"It is his own generosity that I am afraid of—his self-sacrificing impulses; I am always in terror of his marrying someone out of pure good-nature, just to oblige her, just because she looked as if she wished it."
"Stevenson thinks that it does not much matter whom we marry, whether 'noisy scullions,' or 'acidulous vestals.'"
"I do not care what Stevenson thinks: ever since Willy was in Eton jackets, I have had a nightmare of his bringing me home as daughter-in-law some poor little governess with her nose through her veil, and her fingers through her gloves!"
Burgoyne smiles involuntarily as a vision of Elizabeth's daintily-clad hands flashes before his mental eye.

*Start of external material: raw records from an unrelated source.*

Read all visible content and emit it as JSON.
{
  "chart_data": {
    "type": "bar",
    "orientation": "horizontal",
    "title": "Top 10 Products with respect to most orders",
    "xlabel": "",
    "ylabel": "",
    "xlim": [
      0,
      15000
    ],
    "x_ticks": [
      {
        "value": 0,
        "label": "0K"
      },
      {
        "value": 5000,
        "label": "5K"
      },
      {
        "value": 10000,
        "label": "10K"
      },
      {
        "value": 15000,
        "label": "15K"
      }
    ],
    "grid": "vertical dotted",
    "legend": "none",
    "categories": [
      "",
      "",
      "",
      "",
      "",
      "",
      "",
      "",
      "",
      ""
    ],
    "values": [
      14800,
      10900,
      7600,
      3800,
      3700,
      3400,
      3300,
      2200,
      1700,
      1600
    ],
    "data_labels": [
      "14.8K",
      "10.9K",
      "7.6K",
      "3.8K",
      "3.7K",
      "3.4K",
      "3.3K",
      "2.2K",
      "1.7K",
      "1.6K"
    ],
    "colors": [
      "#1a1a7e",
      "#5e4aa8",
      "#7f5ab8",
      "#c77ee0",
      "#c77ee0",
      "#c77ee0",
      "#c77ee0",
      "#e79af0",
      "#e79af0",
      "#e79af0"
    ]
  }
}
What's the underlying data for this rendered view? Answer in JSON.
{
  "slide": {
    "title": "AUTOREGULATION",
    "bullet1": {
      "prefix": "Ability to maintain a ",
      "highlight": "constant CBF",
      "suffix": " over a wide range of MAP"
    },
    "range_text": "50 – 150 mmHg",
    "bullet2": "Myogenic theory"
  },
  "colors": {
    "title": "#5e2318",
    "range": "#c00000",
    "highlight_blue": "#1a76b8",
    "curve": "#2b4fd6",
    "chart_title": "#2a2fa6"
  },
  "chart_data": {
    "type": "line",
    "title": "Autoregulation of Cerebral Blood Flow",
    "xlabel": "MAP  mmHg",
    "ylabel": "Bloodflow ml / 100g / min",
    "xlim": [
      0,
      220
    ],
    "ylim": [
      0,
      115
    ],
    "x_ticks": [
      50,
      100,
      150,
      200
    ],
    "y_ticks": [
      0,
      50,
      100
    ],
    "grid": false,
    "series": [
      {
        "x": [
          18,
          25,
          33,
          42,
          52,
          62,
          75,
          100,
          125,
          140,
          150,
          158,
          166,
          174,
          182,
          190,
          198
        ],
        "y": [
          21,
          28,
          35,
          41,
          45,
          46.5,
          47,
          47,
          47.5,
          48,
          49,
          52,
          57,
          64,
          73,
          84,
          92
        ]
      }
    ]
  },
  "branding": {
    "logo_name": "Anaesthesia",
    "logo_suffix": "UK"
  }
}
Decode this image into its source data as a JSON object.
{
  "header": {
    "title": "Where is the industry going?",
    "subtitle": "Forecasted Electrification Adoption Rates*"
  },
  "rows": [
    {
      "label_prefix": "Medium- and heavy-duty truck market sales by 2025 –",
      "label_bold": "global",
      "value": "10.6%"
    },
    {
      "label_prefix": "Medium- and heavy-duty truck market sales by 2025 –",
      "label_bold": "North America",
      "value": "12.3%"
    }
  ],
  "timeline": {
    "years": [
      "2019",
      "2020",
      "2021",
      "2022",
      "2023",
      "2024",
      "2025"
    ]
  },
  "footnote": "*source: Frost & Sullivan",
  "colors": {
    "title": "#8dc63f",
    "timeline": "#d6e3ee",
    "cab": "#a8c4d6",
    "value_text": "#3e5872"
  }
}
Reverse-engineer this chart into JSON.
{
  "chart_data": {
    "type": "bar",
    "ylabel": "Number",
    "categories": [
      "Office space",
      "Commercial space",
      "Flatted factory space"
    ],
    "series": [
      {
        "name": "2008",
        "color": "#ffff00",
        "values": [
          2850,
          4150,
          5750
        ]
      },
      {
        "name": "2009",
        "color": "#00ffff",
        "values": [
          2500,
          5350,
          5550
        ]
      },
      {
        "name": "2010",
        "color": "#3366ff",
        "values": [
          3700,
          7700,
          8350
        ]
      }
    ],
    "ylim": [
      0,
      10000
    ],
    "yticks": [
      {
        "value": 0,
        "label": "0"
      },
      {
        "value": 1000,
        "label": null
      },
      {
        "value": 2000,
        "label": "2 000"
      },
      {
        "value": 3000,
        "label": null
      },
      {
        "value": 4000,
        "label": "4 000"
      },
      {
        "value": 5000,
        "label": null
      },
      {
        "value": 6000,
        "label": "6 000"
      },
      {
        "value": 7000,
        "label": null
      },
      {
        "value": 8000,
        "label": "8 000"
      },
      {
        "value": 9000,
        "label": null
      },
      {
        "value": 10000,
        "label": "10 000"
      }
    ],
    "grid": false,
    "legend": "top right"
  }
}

"I think you overrate his magnanimity; I never saw him at all tender to anyone whose gloves were not beyond suspicion."
Mrs. Byng laughs constrainedly.
"Well, if she has not holes in her gloves, she may have holes in her reputation, which is worse."
Jim draws in his breath hard. The tug of war is coming, as the preceding leading remark, lugged in by the head and shoulders, sufficiently evidences. At all events he will do nothing to make its approach easier or quicker. He awaits it in silence.
"These Le Marchants—as they are friends of yours—I suppose that I ought not to say anything against them?"
"I am sure that you are too well-bred to do anything of the kind," replies he precipitately, with a determined effort to stop her mouth with a compliment, which she is equally determined not to deserve.